The flow runs but the output node is empty. Check that the Audio node's output wire connects to the Output node's audio port. A common mistake is wiring to the text port instead.
What's next
This flow handles single-voice narration. For more complex production, consider these extensions:
- Add a second Audio node with a different voice to generate A/B variants of the same script
- Chain a Music node (Lyria) after the Audio node to generate background music that matches the voiceover tone
- Wire the API version into a Zapier zap or Make scenario to trigger voiceovers from Google Sheets rows
The full use case page is at /use-cases/ai-voiceover-generator.
FAQ
Can I use my own ElevenLabs custom voice?
Yes. If you have cloned voices on your ElevenLabs account, they appear in the Audio node's voice dropdown. Select your custom voice the same way you'd select a stock voice.
What audio formats does the output support?
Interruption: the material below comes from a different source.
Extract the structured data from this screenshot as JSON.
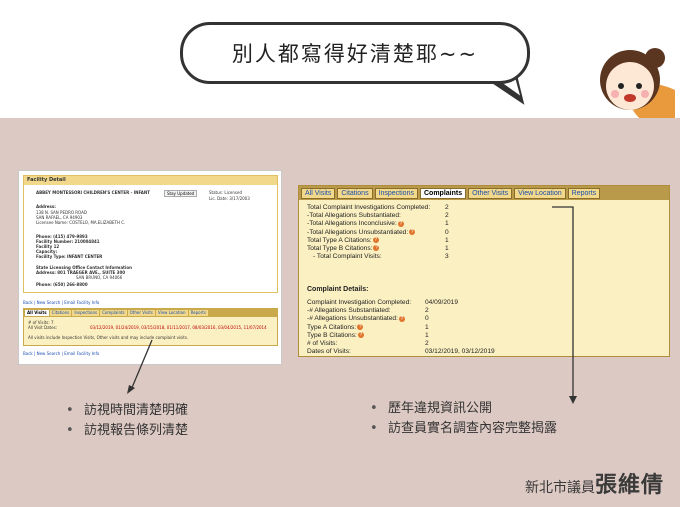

The Audio node returns MP3 by default. ElevenLabs also supports PCM and OGG, but the node currently outputs MP3. Convert downstream if you need WAV or FLAC.
Can I generate voiceovers in languages other than English?
Yes. Gemini handles multilingual script cleanup, and ElevenLabs supports 29 languages. Set the language in the Audio node config. The voice selection changes based on the language you pick.
How long can the script be?
ElevenLabs accepts up to 5,000 characters per request on most plan tiers. That covers roughly 3-4 minutes of spoken audio. For longer scripts, split them into chunks and run the flow once per chunk.
Does PlugNode store my audio files?
Audio files are stored in your workspace storage for download. They count toward your workspace quota (default 5GB). You can delete them from the Files page after downloading.